The fabric seems to be of a decent weight. It’s not too sheer, though in white it may still show any post-partum lumps and bumps you may not want seen. The straps are adjustable as well, though the positioning causes the straps to keep slipping off my shoulders even when shortened. Could just be my build, but if you have that problem normally, you’ll likely notice it with the Breastvest as well. At the top of the vest, along the bust-line, there is an additional layer of fabric, bit like facing or a partial lining. Not entirely certain about its function, but it could be reinforcement for durability.
I must admit my primary interest here is layering under PJs, and this definitely fits the bill. It allows me to nurse using regular PJs, both button up or loungewear style, giving bub the comfortable access she needs without getting cold myself. Except for when she vomits down my front and leaves a nice wet patch. Ah well.
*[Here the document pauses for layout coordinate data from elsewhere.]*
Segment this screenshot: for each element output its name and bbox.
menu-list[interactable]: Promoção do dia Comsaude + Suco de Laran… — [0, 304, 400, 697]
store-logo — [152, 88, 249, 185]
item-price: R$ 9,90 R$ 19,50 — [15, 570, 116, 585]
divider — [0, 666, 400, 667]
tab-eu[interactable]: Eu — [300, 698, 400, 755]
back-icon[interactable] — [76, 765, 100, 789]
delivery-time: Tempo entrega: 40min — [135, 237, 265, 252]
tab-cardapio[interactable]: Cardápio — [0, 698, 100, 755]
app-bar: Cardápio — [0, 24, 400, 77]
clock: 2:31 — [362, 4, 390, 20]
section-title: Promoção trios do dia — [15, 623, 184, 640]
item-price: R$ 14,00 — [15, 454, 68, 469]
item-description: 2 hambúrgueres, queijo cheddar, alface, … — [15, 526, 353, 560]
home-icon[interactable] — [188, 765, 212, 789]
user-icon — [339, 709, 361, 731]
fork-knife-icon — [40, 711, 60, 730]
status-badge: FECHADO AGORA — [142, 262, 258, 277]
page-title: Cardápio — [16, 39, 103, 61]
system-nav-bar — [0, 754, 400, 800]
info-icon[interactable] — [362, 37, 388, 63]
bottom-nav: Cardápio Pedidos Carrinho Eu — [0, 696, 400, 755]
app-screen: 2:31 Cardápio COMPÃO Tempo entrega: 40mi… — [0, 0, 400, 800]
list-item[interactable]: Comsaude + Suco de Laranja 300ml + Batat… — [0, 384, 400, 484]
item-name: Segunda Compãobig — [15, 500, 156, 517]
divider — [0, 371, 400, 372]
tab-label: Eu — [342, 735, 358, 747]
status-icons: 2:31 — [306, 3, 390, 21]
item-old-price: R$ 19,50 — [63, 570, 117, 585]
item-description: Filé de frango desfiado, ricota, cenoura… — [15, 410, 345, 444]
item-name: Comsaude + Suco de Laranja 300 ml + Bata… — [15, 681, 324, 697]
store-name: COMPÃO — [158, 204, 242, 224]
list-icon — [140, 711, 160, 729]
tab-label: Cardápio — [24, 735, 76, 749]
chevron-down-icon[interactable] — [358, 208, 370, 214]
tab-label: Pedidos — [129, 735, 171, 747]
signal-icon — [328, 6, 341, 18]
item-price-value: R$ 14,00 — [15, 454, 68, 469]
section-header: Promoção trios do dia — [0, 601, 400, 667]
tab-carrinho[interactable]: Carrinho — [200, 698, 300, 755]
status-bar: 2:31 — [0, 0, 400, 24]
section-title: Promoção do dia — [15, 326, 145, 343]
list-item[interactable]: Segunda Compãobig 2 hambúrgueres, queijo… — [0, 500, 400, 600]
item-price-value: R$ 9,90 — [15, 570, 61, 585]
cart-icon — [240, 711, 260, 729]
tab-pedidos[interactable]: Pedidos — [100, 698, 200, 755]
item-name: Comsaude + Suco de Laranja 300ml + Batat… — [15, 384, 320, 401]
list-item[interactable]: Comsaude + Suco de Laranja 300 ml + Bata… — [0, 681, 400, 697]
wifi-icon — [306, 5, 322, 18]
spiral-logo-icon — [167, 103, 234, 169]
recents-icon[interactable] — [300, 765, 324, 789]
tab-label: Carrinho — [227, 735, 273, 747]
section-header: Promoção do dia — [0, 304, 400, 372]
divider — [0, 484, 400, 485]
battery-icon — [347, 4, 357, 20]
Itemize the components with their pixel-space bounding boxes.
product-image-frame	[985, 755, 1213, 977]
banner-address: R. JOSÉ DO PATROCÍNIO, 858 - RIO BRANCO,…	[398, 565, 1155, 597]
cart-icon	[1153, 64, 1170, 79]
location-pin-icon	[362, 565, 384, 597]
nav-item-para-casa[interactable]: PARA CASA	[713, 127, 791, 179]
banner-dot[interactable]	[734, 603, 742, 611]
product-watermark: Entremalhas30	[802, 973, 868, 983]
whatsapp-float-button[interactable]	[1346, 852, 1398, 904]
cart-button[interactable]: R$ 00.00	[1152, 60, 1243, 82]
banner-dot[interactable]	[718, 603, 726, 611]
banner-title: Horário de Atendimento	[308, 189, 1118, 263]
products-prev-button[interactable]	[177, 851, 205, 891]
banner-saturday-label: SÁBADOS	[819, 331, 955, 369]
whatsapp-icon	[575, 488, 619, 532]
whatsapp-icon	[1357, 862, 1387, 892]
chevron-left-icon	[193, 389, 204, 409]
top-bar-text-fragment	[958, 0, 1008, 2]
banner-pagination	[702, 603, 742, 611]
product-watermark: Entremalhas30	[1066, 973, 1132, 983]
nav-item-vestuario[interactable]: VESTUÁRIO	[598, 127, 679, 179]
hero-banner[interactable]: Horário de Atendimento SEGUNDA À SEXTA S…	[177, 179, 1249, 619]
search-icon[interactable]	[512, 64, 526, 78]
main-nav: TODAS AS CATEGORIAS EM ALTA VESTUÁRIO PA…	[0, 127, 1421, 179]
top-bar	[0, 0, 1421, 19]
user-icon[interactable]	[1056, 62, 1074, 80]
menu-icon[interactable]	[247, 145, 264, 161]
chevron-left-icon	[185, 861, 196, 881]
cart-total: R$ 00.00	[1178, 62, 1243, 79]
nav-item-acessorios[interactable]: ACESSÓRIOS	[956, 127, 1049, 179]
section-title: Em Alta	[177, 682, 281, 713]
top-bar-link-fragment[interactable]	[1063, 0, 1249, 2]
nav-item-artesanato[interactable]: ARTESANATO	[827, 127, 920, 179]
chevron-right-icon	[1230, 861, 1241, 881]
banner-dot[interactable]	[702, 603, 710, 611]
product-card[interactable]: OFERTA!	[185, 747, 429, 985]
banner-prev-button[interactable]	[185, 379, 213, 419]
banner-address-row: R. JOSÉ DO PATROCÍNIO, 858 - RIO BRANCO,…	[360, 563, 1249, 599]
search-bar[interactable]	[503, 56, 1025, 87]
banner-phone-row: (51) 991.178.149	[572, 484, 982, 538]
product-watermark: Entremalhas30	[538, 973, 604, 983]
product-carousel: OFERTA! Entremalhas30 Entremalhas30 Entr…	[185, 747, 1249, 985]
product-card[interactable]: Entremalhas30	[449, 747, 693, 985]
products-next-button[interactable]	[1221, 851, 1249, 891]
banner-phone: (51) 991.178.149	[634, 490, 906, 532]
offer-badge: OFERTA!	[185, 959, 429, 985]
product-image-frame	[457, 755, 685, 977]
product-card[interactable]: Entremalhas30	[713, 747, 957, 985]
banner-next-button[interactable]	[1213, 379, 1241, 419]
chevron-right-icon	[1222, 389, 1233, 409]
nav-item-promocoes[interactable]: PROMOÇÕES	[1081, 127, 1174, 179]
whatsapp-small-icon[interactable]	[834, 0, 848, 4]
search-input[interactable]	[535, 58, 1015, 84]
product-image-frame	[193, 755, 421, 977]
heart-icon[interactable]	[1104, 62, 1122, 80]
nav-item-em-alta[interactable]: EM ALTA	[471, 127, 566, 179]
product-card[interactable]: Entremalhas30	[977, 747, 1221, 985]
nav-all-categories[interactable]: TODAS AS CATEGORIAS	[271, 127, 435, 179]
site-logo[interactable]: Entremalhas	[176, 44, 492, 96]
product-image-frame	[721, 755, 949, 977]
In terms of day wear, I have some tops specifically designed for nursing, but in these early days, I’m still trying to get a feel for the styles of access which I find easy and comfortable to use. I haven’t committed to a specific style of access yet, but most of what I’ve tried so far leaves bub drowning in the extra fabric incorporated into the design for modesty and access. This leaves me a little short on nursing-friendly clothes, but I’m loath to buy more when I have an already full wardrobe, so being able to use my existing clothing for nursing would be a great help.
For this reason, the Breastvest is definitely useful for wearing with regular clothing which you can pull up for access. The vest covers your torso, and combined with a centre opening nursing bra, provides somewhat easier access (in my opinion) than a drop cup style bra. Comfort for bub and ease of access will depend on what you’re wearing, but I’ve felt able to successfully and comfortably nurse wearing my existing loose-fitting tops over the vest.
Note: The hoodie is nursing friendly, with contrast cuffs, but I promise you that’s the Breastvest you can see there.
Over the few weeks that I’ve been using the Breastvest, it’s been worn to bed, and out. It has also held up to the many washes it’s had in that time, though admittedly I wash small items like this in delicates bags, so YMMV. Would I buy one or more? Sure, it’s a great item to have in your nursing cami arsenal, and I love being able to use my regular clothes which would otherwise go unworn for many months to come.
Do you have any questions about my experience with this product? Let me know in the comments below.
 It’s not visible in the photo, but the Kmart tank has the built-in foam cups which are quite stiff for a drop-cup.